Given this, and the rising attention on the religious left, Fisher asks, “Will those who have dismissed the dharma of Dr. B.R. Ambedkar finally give it a fair shake?”
The dharma of Ambedkar, Fisher notes, is found in the posthumously published, The Buddha and His Dhamma, which Fisher calls “one of the most intellectually rigorous, stirring, and incendiary works of Buddhist theology ever written.” Ambedkar’s 1956 conversion alongside 500,000 fellow Indians was marked by a turn away from sectarianism and toward a new “socially and morally concerned” school of Buddhism that he termed the Navayāna (Pali: “new vehicle”).
I will accept and follow the teachings of Buddha. I will keep my people away from the different opinions of Hinayana and Mahayana, two religious orders. Our Buddhism is a new Buddhism, Navayāna.— Dr. Babasaheb Ambedkar, Press interview on 13 October 1956 at Sham Hotel, Nagpur
The birth of a new movement in Buddhism, starting with 500,000 converts (380,000 according to the Princeton Dictionary of Buddhism) certainly should deserve attention. However, as Fisher notes, scholars and practitioners in the West have given relatively little thought to Ambedkar and his movement. As an example, John Strong, a leading academic working on Buddhism, gives just a single mention of Ambedkar in his 450-page tomb: Buddhisms: An Introduction. Fisher writes of the even more problematic treatments of Ambedkar by other excellent scholars, Rita Gross and Donald Lopez.
Other texts in my collection offer more extensive and balanced treatment, thankfully, though Ambedkar is rarely the subject of an entire section, let alone a chapter. He is instead lost in a mass of developments in Buddhism in the 20th century. And, as his movement is limited mostly to India and to lower-class (/caste) Indians, it hasn’t piqued the interests of Western converts in the ways that the teachings of Shunryu Suzuki or Thich Nhat Hanh have.
Fisher points out what has been called “an elitist streak in American convert Buddhism” as a partial cause of this, tilting us as practitioners and scholars more toward topics such as mindfulness, which is more easily packaged for a society that is “individualistic,” “ethically-neutral,” and “consumer-oriented.”

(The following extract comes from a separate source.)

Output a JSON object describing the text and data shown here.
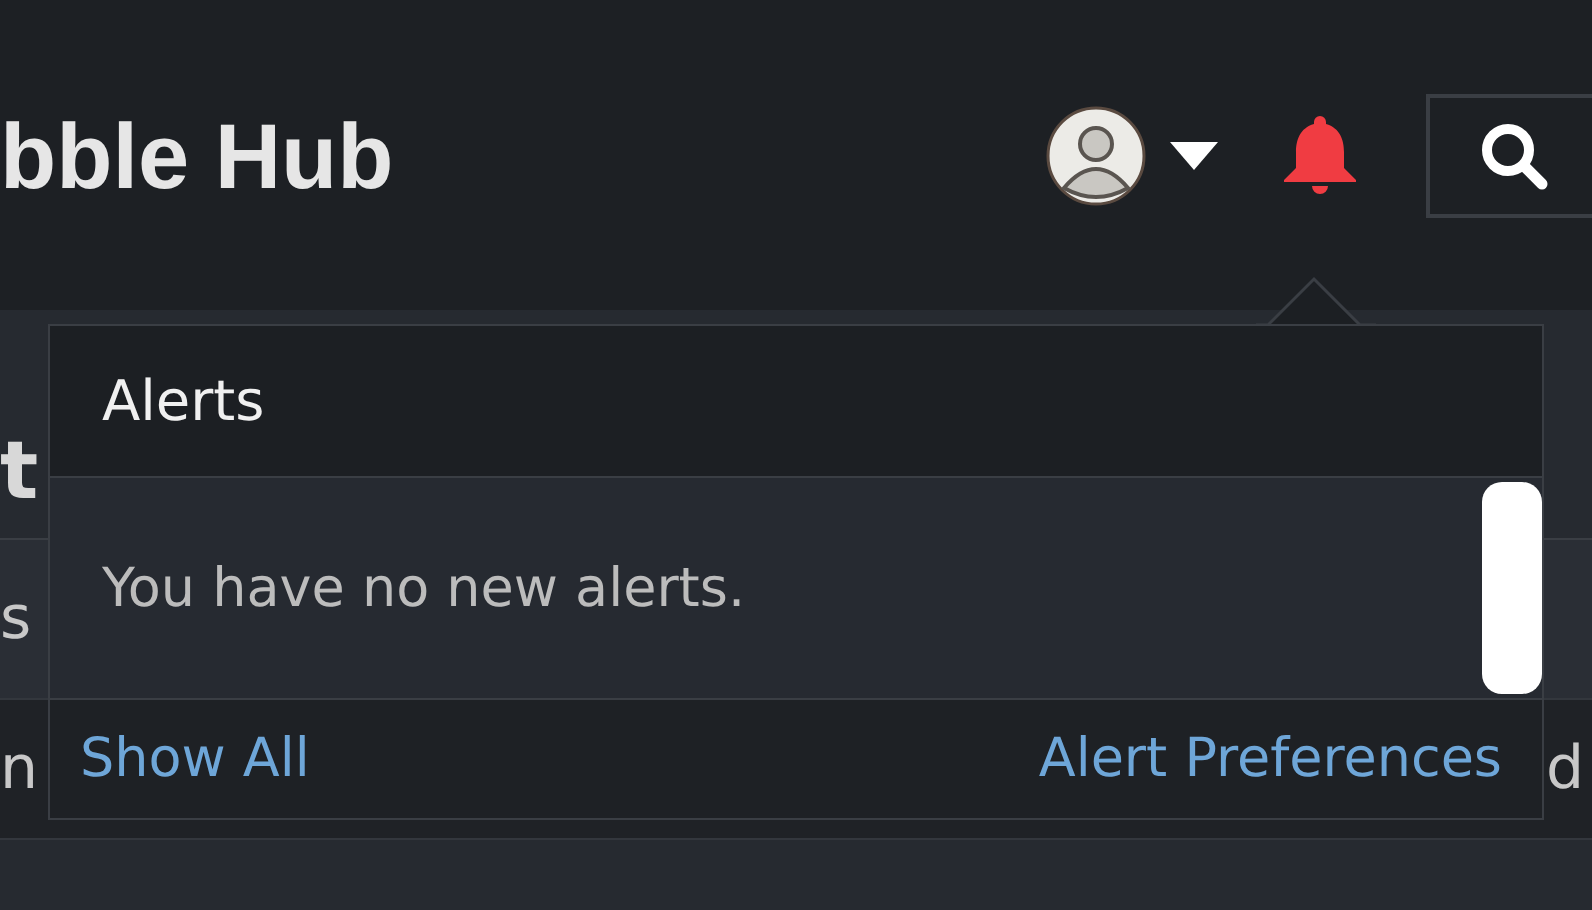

I count myself lucky, given this, to have been taught in my undergraduate studies by Dr. Alan Sponberg, an ordained member of the Triratna Buddhist Order (then the Western Buddhist Order). The TBO has maintained consistent ties with Ambedkar’s Buddhists in India and I was exposed to –and later taught– Ambedkar alongside the other great thinkers in “modernized Buddhism” (a term we didn’t have at the time and is owed to Amod Lele). Read 60 Years of the Indian Buddhist Revival, published here last fall, for a discussion of Ambedkar’s movement by a contemporary member of the TBO, David Viradhamma Creighton. You might also be interested in African American Buddhism – a manual for an age of enlightenment by Lama Choyin Rangdrol, which favorably cites Ambedkar as an influence.

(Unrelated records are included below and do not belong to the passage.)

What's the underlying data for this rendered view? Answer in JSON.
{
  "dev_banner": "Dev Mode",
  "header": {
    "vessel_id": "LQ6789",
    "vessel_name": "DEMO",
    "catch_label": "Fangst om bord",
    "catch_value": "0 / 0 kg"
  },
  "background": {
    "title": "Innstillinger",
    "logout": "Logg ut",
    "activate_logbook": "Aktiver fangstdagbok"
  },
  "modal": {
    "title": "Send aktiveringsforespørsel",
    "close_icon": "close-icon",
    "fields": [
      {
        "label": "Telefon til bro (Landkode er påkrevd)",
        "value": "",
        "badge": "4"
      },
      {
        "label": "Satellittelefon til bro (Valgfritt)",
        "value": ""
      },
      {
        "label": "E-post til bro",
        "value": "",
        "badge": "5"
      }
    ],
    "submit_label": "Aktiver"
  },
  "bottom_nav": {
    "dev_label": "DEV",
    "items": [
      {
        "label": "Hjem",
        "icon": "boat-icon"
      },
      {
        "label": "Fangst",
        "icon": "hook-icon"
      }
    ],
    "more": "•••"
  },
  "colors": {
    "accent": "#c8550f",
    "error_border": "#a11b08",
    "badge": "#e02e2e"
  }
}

Other helpful writers include Christopher Queen and Reginald Ray, as Fisher writes:
Harvard scholar Christopher S. Queen, for example, situates Ambedkar within a very long lineage of thinkers who “reframed and reinvented central elements of Buddhist teaching…for [their] time,” including such luminaries as Nāgārjuna, Asaṅga, Zhì Yǐ, Candrakīrti, and Fǎzàng. In addition, as scholar-practitioner Reginald A. Ray has rightly noted, “Historically, it has often been from…institutionally peripheral sources that the truly fresh and vigorous creativity of Buddhism has continued to unfold in the world.” To be sure, it’s doubtful Buddhism would be a modern phenomenon at all without interpreters like Ambedkar.

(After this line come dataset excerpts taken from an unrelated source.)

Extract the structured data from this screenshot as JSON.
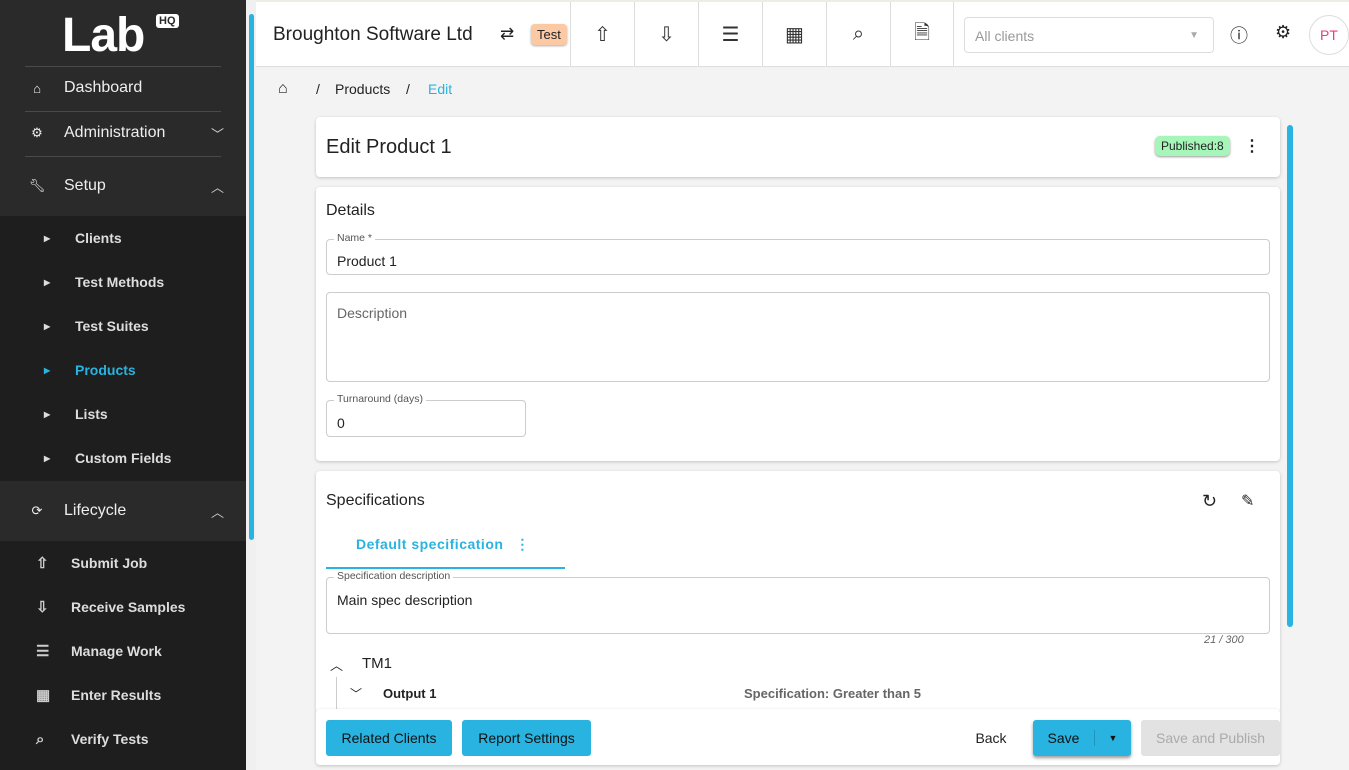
{
  "sidebar": {
    "logo": "Lab",
    "logo_badge": "HQ",
    "top": [
      {
        "label": "Dashboard",
        "icon": "home-icon"
      },
      {
        "label": "Administration",
        "icon": "gear-icon"
      },
      {
        "label": "Setup",
        "icon": "wrench-icon"
      }
    ],
    "setup_items": [
      {
        "label": "Clients"
      },
      {
        "label": "Test Methods"
      },
      {
        "label": "Test Suites"
      },
      {
        "label": "Products",
        "active": true
      },
      {
        "label": "Lists"
      },
      {
        "label": "Custom Fields"
      }
    ],
    "lifecycle": {
      "label": "Lifecycle",
      "items": [
        {
          "label": "Submit Job"
        },
        {
          "label": "Receive Samples"
        },
        {
          "label": "Manage Work"
        },
        {
          "label": "Enter Results"
        },
        {
          "label": "Verify Tests"
        }
      ]
    }
  },
  "header": {
    "company": "Broughton Software Ltd",
    "env_badge": "Test",
    "client_select": {
      "placeholder": "All clients"
    },
    "avatar": "PT"
  },
  "breadcrumb": {
    "items": [
      "Products",
      "Edit"
    ]
  },
  "product": {
    "title": "Edit Product 1",
    "status_badge": "Published:8"
  },
  "details": {
    "heading": "Details",
    "name_label": "Name *",
    "name_value": "Product 1",
    "description_placeholder": "Description",
    "turnaround_label": "Turnaround (days)",
    "turnaround_value": "0"
  },
  "specifications": {
    "heading": "Specifications",
    "tab": "Default specification",
    "desc_label": "Specification description",
    "desc_value": "Main spec description",
    "counter": "21 / 300",
    "test_method": "TM1",
    "output": "Output 1",
    "output_spec": "Specification: Greater than 5"
  },
  "footer": {
    "related_clients": "Related Clients",
    "report_settings": "Report Settings",
    "back": "Back",
    "save": "Save",
    "save_publish": "Save and Publish"
  },
  "colors": {
    "accent": "#29b3e0",
    "sidebar": "#2a2a2a",
    "published": "#a6f5b9",
    "env": "#fcc9a5"
  }
}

Queen spoke about Ambedkar at the 2011 Buddhist Ethics conference at Columbia University – you can read my mention of that here (with link to audio of the full panel).
Certainly, Ambedkar’s life and legacy loom large in recent Buddhist history. Millions in India over the years have improved their lives through following his radical message and countless others beyond have been inspired by his work. Nevertheless, his place in the understandings of many Western Buddhists is lacking, due in part to his treatment by some scholars, and in part to Western Buddhists’ bourgeois orientation.
However, as Fisher notes at the start of his essay, major movements on the left have demanded the attention of Buddhist scholars and teachers. As they -we- grapple with our practice, our ethics, our communities, and more, it will help tremendously to see and see again the work of great leaders such as B.R. Ambedkar who drew from Buddhism in ways that directly challenged harmful societal norms and institutions.